Celiac Counsellor’s Corner – A New Addition to The Celiac Scene

Thank you, Celiac Disease! 

Does this gratitude seem like a stretch to you? Let’s work on it together!  

Welcome to Celiac Counsellor’s Corner!* At The Celiac Scene, we know how challenging it is to live with celiac disease. That’s why we’ve created The Counsellor’s Corner, a place where we talk about the emotional and social issues that celiacs face. Having celiac disease can feel like a losing battle. Our counsellor is here to help you make the best of it. What can your best be like?

“Celiac disease and the gluten-free diet can bring out anger, disappointment and fear.  It can push us to our limit. What would it be like for us to accept it? What is it trying to teach us?”

Sherry Scheideman Counselour

Sherry Scheideman, M.A., Registered Clinical Counsellor

These are the questions that Sherry Scheideman, M.A., Registered Clinical Counsellor invites us to consider. Diagnosed with celiac disease herself in 2001 in Victoria, BC, Sherry draws upon personal experiences and a Master’s Degree in Counseling to support you in transcending this ‘life transition’ and turning it into an opportunity to live your best life – ever!

“Life happens! Why not love it?”

“Being diagnosed with celiac disease and going gluten-free has challenged me to develop inner resources that I never knew I had, and I’m grateful for that. As a counsellor, I love to help other celiacs find their own gifts within the challenges of the disease, and to facilitate healing. Why not let your celiac disease motivate you to be your best self?”
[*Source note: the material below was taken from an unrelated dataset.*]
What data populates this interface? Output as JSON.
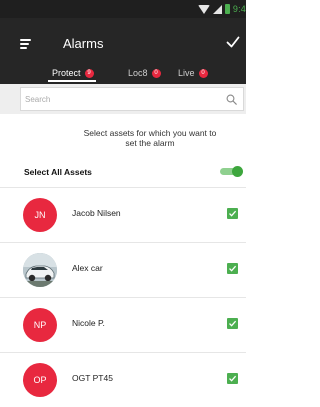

Over the coming months, Sherry will be writing about the issues that we as celiacs face in a column we are calling,  Celiac Counsellor’s Corner. The following topics – and more – will be addressed:

  • blaming ourselves or feeling guilty for having the disease
  • feeling frustrated and sad about all the food we can’t have anymore
  • facing social, familial, and workplace difficulties because we can’t eat what everyone else is having
  • being afraid we might not be able to get anything safe to eat when we’re out
  • having to ask endless questions about food to make sure we can eat it
  • having to endlessly refuse offerings of food in order to stay safe
  • occasionally getting “glutened” and then enduring not only the illness but possibly also the blame from ourselves
  • how to handle gluten-free shaming

sherry.scheideman MC, RCC

In her articles, Sherry will examine how we can feel like victims as we face the issues that celiac disease presents — and then will explore how these issues give us the opportunity to become our best selves as we rise to meet their challenges. We may find that we can even be grateful to celiac disease for giving us the challenges we need.

  • As Pema Chodron notes, “When we reach our limit, a hardness in us will dissolve. We will be softened by the sheer force of whatever energy arises – the energy of anger, the energy of disappointment, the energy of fear. That very energy pierces us to the heart, and it opens us. Reaching our limit is like finding a doorway to sanity and the unconditional goodness of humanity.”

  • *Information and perspectives provided in Celiac Counsellor’s Corner are intended to provide general information, without independent verification on the part of The Celiac Scene of the accuracy of the information provided to it, and the information is specifically not intended to be a substitute for medical diagnosis or treatment by your physician or other health care professional. You should always consult your own physician or other health care professionals about any medical questions, diagnosis, or treatment, especially before trying any diet. The Celiac Counsellor’s Corner does not accept any liability for any injury, loss or damage incurred by use of or reliance on any content contained herein.